Année 2003


Les sénateurs belges entérinent l'abandon du nucléaire d'ici à 2025

La Recherche -AFP, Bruxelles, 16 janvier 2003

[Mise en ligne le 21/01/2003]

Le Sénat belge a entériné jeudi un projet de loi prévoyant la fermeture progressive entre 2015 et 2025 des sept centrales nucléaires de Belgique, qui avait déjà été voté le 6 décembre par la Chambre des députés.

Trente-quatre sénateurs se sont prononcés en faveur du projet, 16 ont voté contre et deux se sont abstenus.

Le texte adopté, dont les grandes lignes figuraient dans l'accord de gouvernement conclu en juillet 1999 par la coalition "arc-en-ciel" (libérale-socialiste-écologiste) au pouvoir, prévoit que "les centrales nucléaires seront démantelées dès qu'elles auront atteint l'âge de 40 ans".

Ainsi, les premières centrales seront fermées "dès février 2015, les dernières en 2025", selon le secrétaire d'Etat à l'Energie, l'écologiste Olivier Deleuze.

Le projet de loi prévoit toutefois que le gouvernement belge pourra, d'ici au démantèlement des centrales, prendre des "mesures appropriées" si l'approvisionnement du pays était menacé ou en cas de nouveau choc pétrolier, mais "sans remettre en cause le principe de l'abandon du nucléaire", selon M. Deleuze.

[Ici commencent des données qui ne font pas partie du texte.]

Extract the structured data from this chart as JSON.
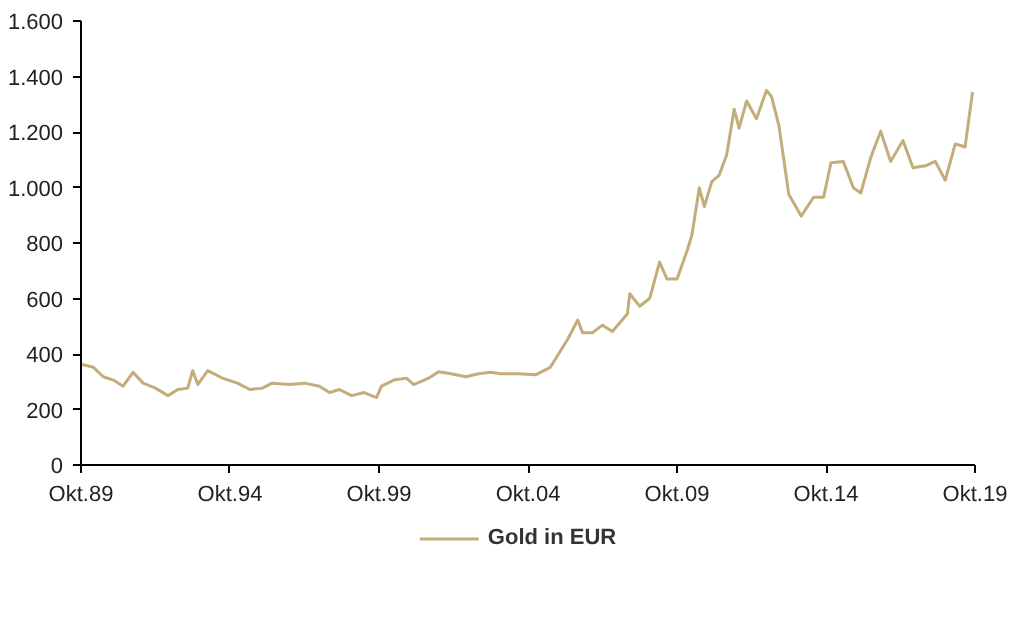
{
  "chart_data": {
    "type": "line",
    "x": [
      "1989-10",
      "1990-03",
      "1990-07",
      "1990-11",
      "1991-03",
      "1991-07",
      "1991-11",
      "1992-04",
      "1992-09",
      "1993-01",
      "1993-05",
      "1993-07",
      "1993-09",
      "1994-01",
      "1994-07",
      "1995-01",
      "1995-06",
      "1995-11",
      "1996-03",
      "1996-10",
      "1997-04",
      "1997-10",
      "1998-02",
      "1998-06",
      "1998-11",
      "1999-04",
      "1999-09",
      "1999-11",
      "2000-04",
      "2000-09",
      "2000-12",
      "2001-06",
      "2001-10",
      "2002-03",
      "2002-09",
      "2003-02",
      "2003-07",
      "2003-11",
      "2004-06",
      "2005-01",
      "2005-07",
      "2006-02",
      "2006-06",
      "2006-08",
      "2006-12",
      "2007-04",
      "2007-08",
      "2008-02",
      "2008-03",
      "2008-07",
      "2008-11",
      "2009-03",
      "2009-06",
      "2009-10",
      "2010-02",
      "2010-04",
      "2010-07",
      "2010-09",
      "2010-12",
      "2011-03",
      "2011-06",
      "2011-09",
      "2011-11",
      "2012-02",
      "2012-06",
      "2012-10",
      "2012-12",
      "2013-03",
      "2013-07",
      "2013-12",
      "2014-05",
      "2014-09",
      "2014-12",
      "2015-05",
      "2015-09",
      "2015-12",
      "2016-04",
      "2016-08",
      "2016-12",
      "2017-05",
      "2017-09",
      "2018-02",
      "2018-06",
      "2018-10",
      "2019-02",
      "2019-06",
      "2019-09"
    ],
    "series": [
      {
        "name": "Gold in EUR",
        "color": "#c4ad7a",
        "values": [
          363,
          352,
          318,
          306,
          284,
          334,
          295,
          277,
          250,
          272,
          277,
          340,
          290,
          340,
          313,
          295,
          272,
          277,
          295,
          290,
          295,
          284,
          261,
          272,
          250,
          261,
          243,
          284,
          306,
          313,
          290,
          313,
          336,
          329,
          318,
          329,
          334,
          329,
          329,
          325,
          352,
          454,
          522,
          477,
          477,
          504,
          481,
          545,
          617,
          572,
          601,
          731,
          670,
          670,
          772,
          828,
          999,
          931,
          1021,
          1044,
          1117,
          1282,
          1214,
          1312,
          1248,
          1350,
          1328,
          1226,
          976,
          897,
          965,
          965,
          1089,
          1094,
          999,
          980,
          1108,
          1203,
          1094,
          1169,
          1071,
          1078,
          1094,
          1026,
          1157,
          1146,
          1344
        ]
      }
    ],
    "xlim": [
      "1989-10",
      "2019-10"
    ],
    "xticks": [
      {
        "value": "1989-10",
        "label": "Okt.89"
      },
      {
        "value": "1994-10",
        "label": "Okt.94"
      },
      {
        "value": "1999-10",
        "label": "Okt.99"
      },
      {
        "value": "2004-10",
        "label": "Okt.04"
      },
      {
        "value": "2009-10",
        "label": "Okt.09"
      },
      {
        "value": "2014-10",
        "label": "Okt.14"
      },
      {
        "value": "2019-10",
        "label": "Okt.19"
      }
    ],
    "ylim": [
      0,
      1600
    ],
    "yticks": [
      {
        "value": 0,
        "label": "0"
      },
      {
        "value": 200,
        "label": "200"
      },
      {
        "value": 400,
        "label": "400"
      },
      {
        "value": 600,
        "label": "600"
      },
      {
        "value": 800,
        "label": "800"
      },
      {
        "value": 1000,
        "label": "1.000"
      },
      {
        "value": 1200,
        "label": "1.200"
      },
      {
        "value": 1400,
        "label": "1.400"
      },
      {
        "value": 1600,
        "label": "1.600"
      }
    ],
    "legend": "bottom",
    "line_style": "solid"
  }
}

Plusieurs sénateurs socialistes et libéraux, membres de la majorité, n'ont pas caché leurs états d'âme lors des débats parlementaires et expliqué qu'ils votaient cette loi, contestée également par les milieux industriels, avant tout pour "respecter les accords gouvernementaux".

M. Deleuze s'est toutefois dit convaincu que le renoncement à l'énergie nucléaire était "irréversible", même en cas d'absence des écologistes dans le gouvernement qui sera formé après les élections générales du 18 mai prochain.

"Les industriels savent qu'il existe à présent un risque à investir dans le nucléaire en Belgique, même si les écologistes ne sont plus au gouvernement, car un retour des Verts au pouvoir n'est tout de même pas exclu d'ici à 2015", a-t-il déclaré jeudi au cours d'une conférence de presse.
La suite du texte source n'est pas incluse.